Potential benefits coming from the availability of PMU data range from improving routine tasks to blackout prevention. For example, operational limits for transmission corridors factor in a safety margin to protect the grid against disturbances; the operator enters these limits into the EMS manually, and they are not changed very often. This means that the margins are necessarily pessimistically large and the network is operating well below its potential; traditionally this would mean that additional capacity would be needed, so extra power lines would have to be built. Apart from the intrinsic expense of adding lines, this is also very time-consuming because of obstacles to obtaining rights of way, building permits and so on. As Giri goes on to say, “having time-stamped, synchrophasor data will allow us to operate the system closer to its actual limit by intelligently updating this limit in real time, while maintaining system integrity. This results in cost savings to the utility and in environmental benefits, since you don’t need to invest in new lines and transmission pylons.”


    The key differences between a synchrophasor- based EMS and a traditional EMS are faster warnings and better anticipation. At present, operators typically initiate emergency decision- making only after a disturbance occurs. They need time to assimilate and analyse information about the disturbance from SCADA data and other sources, including conversations with neighbouring operators, and then need more time to decide on what to do. Experience shows that this lost time can allow a minor event to grow into a more serious incident or even a blackout. One goal of the US Department of Energy’s Smart Grid initiative is to understand how to make synchrophasor measurements trustworthy for fast early warnings and smarter prompt decision automation.
    We are seeing one of the biggest changes in the industry since the introduction of affordable digital computers in the 70s, and for Jay Giri this is just the beginning. “Over the next five to 10 years, I see the promise of new technologies becoming a reality.

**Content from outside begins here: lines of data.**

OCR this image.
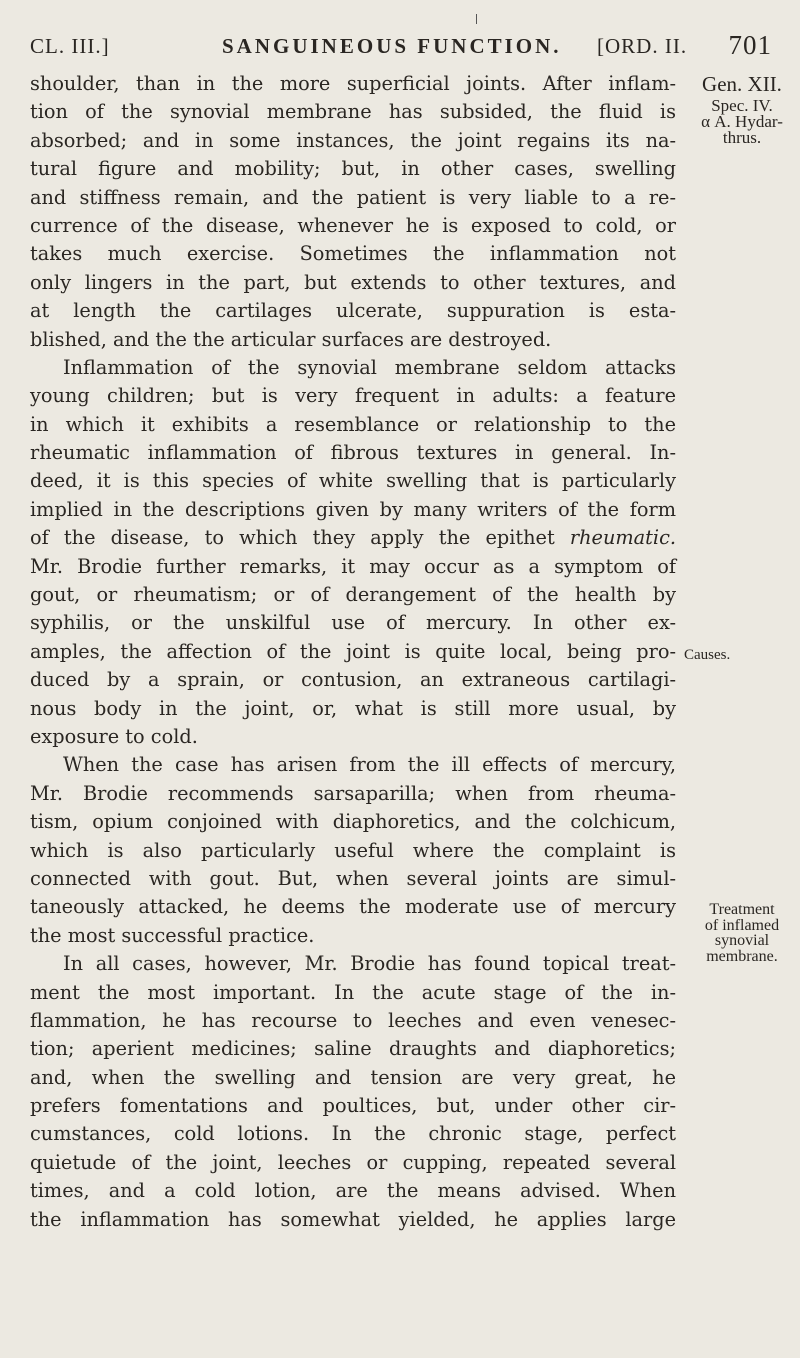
CL. III.]	SANGUINEOUS FUNCTION. [ORD. II. 701
Gen. XII.
Spec. IV.
α A. Hydar-
thrus.
Causes.
Treatment
of inflamed
synovial
membrane.
shoulder, than in the more superficial joints. After inflam-
tion of the synovial membrane has subsided, the fluid is
absorbed; and in some instances, the joint regains its na-
tural figure and mobility; but, in other cases, swelling
and stiffness remain, and the patient is very liable to a re-
currence of the disease, whenever he is exposed to cold, or
takes much exercise. Sometimes the inflammation not
only lingers in the part, but extends to other textures, and
at length the cartilages ulcerate, suppuration is esta-
blished, and the the articular surfaces are destroyed.
Inflammation of the synovial membrane seldom attacks
young children; but is very frequent in adults: a feature
in which it exhibits a resemblance or relationship to the
rheumatic inflammation of fibrous textures in general. In-
deed, it is this species of white swelling that is particularly
implied in the descriptions given by many writers of the form
of the disease, to which they apply the epithet rheumatic.
Mr. Brodie further remarks, it may occur as a symptom of
gout, or rheumatism; or of derangement of the health by
syphilis, or the unskilful use of mercury. In other ex-
amples, the affection of the joint is quite local, being pro-
duced by a sprain, or contusion, an extraneous cartilagi-
nous body in the joint, or, what is still more usual, by
exposure to cold.
When the case has arisen from the ill effects of mercury,
Mr. Brodie recommends sarsaparilla; when from rheuma-
tism, opium conjoined with diaphoretics, and the colchicum,
which is also particularly useful where the complaint is
connected with gout. But, when several joints are simul-
taneously attacked, he deems the moderate use of mercury
the most successful practice.
In all cases, however, Mr. Brodie has found topical treat-
ment the most important. In the acute stage of the in-
flammation, he has recourse to leeches and even venesec-
tion; aperient medicines; saline draughts and diaphoretics;
and, when the swelling and tension are very great, he
prefers fomentations and poultices, but, under other cir-
cumstances, cold lotions. In the chronic stage, perfect
quietude of the joint, leeches or cupping, repeated several
times, and a cold lotion, are the means advised. When
the inflammation has somewhat yielded, he applies large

The Holy Grail of Smart Grid is not just to monitor and visualise, but also to control the grid automatically – and this is going to happen only after this initial phase of building confidence with synchronized measurement technology.”
    The Psymetrix PhasorPoint system is a state-of-the-art solution for wide-area real-time synchronised data collection, management, analysis, visualisation and reporting. “PhasorPoint was presented in Think Grid’s Winter 2011 issue, but since then PhasorPoint 6.0 has been released, offering 2 new applications: system disturbance monitoring for detecting disturbances, identifying locations and characterising their impact; and system condition monitoring for wide-area visualisation of system stresses through deviations in voltage magnitude, voltage angle, and frequency,” explains Dr Jos Trehern, CEO of Alstom’s Psymetrix unit. Operators can use PhasorPoint to help optimise controller settings (to avoid “disagreements” between controllers, for example), to access data for event analysis, and to improve grid reliability. Customisable tools allow the user to define views, calculations and event management. Historical information may be accessed through an optimised SQL-compliant interface. Scalability has been further improved thanks to benchmarking with over 1,000 PMUs.